Size BEN'den huda verildiğinde... hemen hudaya tabi olan kimseler… artık onlara korku yoktur... ve onlar hüzünlenmezler.
Kafirler ve ayetlerimize kizb edenler ise... işte onlar, nar ashabıdır... onlar orada ebedidirler."

2. BAKARA / 62

Muhakkak,
iman edenler
ve ALLAH'a ve ahir yevme, salih (iş)lere amil olarak iman eden;
- hadüler,
- ve nasraniler,
- ve sabiiler...
artık onlara... Rabbleri indinde onların ecirleri;
onlara korku yoktur…
ve onlar hüzünlenmezler.

2. BAKARA / 111-112

Diyorlar ki:
"Hadü veya nasrani olan kimselerden başkası asla cennete dahil olamaz."
Bu onların emanisidir.
De ki:
"Eğer sadıksanız, burhanınızı getirirsiniz!"
Bilakis!
Muhsin olarak vechini ALLAH'a silm eden kimse... artık onun ecri, Rabbinin indindedir... onlara korku yoktur... ve onlar hüzünlenmezler.

2. BAKARA / 114

ALLAH'ın mescidlerinde... orada O'nun isminin zikir edilmesine mani olan kimseden...
ve onları harab etmeye say eden kimseden...
daha zalim kimdir!
İşte onlar...
Onlar için oraya dahil olmak, ancak, korkuyladır!...
Onlar için dünyada hizy vardır...
Onlar için ahirette azim azab vardır.

2. BAKARA / 155-156-157

BİZ sizi elbette...
korkutucu şeyler ile…
ve açlık ile...
ve mallardan ve nefslerden ve semerelerden naks ile...
belv etmekteyiz.

Sabır edenleri ibşar et! …


… ki onlar, kendilerine musibet isabet ettiğinde:
"Muhakkak biz, ALLAH'a aitiz... ve muhakkak O'na rücu ediciyiz!" diyenlerdir.

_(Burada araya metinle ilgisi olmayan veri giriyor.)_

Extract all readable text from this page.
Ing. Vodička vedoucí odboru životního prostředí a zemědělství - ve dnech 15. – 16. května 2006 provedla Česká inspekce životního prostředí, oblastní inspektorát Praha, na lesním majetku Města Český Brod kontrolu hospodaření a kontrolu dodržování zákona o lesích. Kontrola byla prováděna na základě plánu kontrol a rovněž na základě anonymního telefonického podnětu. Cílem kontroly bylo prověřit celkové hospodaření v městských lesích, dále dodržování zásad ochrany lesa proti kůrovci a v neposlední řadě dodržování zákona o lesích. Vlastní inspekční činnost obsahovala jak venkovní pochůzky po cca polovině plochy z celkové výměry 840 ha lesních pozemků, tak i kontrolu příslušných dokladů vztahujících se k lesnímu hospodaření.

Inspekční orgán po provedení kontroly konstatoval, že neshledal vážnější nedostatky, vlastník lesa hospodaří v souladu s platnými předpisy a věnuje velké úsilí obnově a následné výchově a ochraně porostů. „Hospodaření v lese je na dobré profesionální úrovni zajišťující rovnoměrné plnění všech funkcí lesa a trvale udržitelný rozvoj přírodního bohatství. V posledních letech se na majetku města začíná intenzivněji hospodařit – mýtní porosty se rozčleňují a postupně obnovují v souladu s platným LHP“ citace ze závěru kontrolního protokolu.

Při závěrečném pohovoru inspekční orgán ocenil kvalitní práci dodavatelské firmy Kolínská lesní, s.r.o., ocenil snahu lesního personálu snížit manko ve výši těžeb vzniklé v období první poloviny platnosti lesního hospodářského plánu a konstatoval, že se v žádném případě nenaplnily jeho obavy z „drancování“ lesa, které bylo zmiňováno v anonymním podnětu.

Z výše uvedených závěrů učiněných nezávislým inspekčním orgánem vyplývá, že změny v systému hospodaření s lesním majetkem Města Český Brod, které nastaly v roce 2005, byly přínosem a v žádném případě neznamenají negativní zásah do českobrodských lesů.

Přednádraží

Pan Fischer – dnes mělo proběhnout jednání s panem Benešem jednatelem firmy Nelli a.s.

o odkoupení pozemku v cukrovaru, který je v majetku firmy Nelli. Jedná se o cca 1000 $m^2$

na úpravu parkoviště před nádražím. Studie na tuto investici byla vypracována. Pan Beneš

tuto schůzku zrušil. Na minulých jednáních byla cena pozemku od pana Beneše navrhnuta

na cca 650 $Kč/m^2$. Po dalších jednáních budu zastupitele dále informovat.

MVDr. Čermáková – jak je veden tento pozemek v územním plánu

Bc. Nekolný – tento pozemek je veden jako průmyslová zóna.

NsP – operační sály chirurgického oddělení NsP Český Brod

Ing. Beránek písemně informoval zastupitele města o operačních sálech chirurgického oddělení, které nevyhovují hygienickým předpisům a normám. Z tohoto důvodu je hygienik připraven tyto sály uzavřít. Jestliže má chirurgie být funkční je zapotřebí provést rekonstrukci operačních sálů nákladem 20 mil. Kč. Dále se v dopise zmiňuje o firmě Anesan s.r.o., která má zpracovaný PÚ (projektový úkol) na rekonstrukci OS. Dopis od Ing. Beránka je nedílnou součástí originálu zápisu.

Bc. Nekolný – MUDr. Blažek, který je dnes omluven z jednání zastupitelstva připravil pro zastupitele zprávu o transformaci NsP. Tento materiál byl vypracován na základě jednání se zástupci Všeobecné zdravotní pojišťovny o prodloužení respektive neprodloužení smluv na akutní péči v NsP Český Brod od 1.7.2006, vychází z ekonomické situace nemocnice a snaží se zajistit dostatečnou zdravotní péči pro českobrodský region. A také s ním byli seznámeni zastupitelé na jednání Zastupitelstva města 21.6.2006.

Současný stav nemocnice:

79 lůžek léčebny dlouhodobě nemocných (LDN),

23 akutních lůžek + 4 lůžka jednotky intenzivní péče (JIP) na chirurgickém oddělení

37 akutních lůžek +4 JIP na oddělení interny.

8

İşte onlar... Rabblerinden salatlar ve rahmet onların üzerinedir.
İşte onlar… onlar mühtedilerdir.

2. BAKARA / 180-181-182

Sizden birinize mevt hazır olduğunda... eğer bir hayr tereke edecekse... ana-babası ve akrabaları için maruf ile vasiyet etmesi... muttakiler üzre hakk olarak üzerinize ketb edildi!

İşittiği şeyin ardından, onu bedellendiren kimse… artık muhakkak onun ismi, ancak, onu bedellendirenin üzerinedir.
Muhakkak ki ALLAH, semidir, alimdir.

Vasiyet edenin cenef ile veya ism ile olmasından (davranmasından) korkan... ve ardından onların aralarını ıslah eden kimse… artık onun üzerine ism yoktur.

Muhakkak ki ALLAH, gafurdur, rahimdir.

2. BAKARA / 229

Boşanma iki merredir... artık ondan sonra, maruf ile imsak edin veya ihsan ile tesrih edin.

Onlara verdiğiniz şeylerden ahz etmeniz size helal değildir. ALLAH'ın hududuna ikame edemeyeceklerinden korkmaları müstesna.
Eğer siz de, onların ALLAH'ın hududunu ikame edemeyeceklerinden korkarsanız... artık, kadının fidye vermesinde o ikisine cünah yoktur.

İşte bunlar, ALLAH'ın hudududur... artık bunlara düşmanlık etmeyin.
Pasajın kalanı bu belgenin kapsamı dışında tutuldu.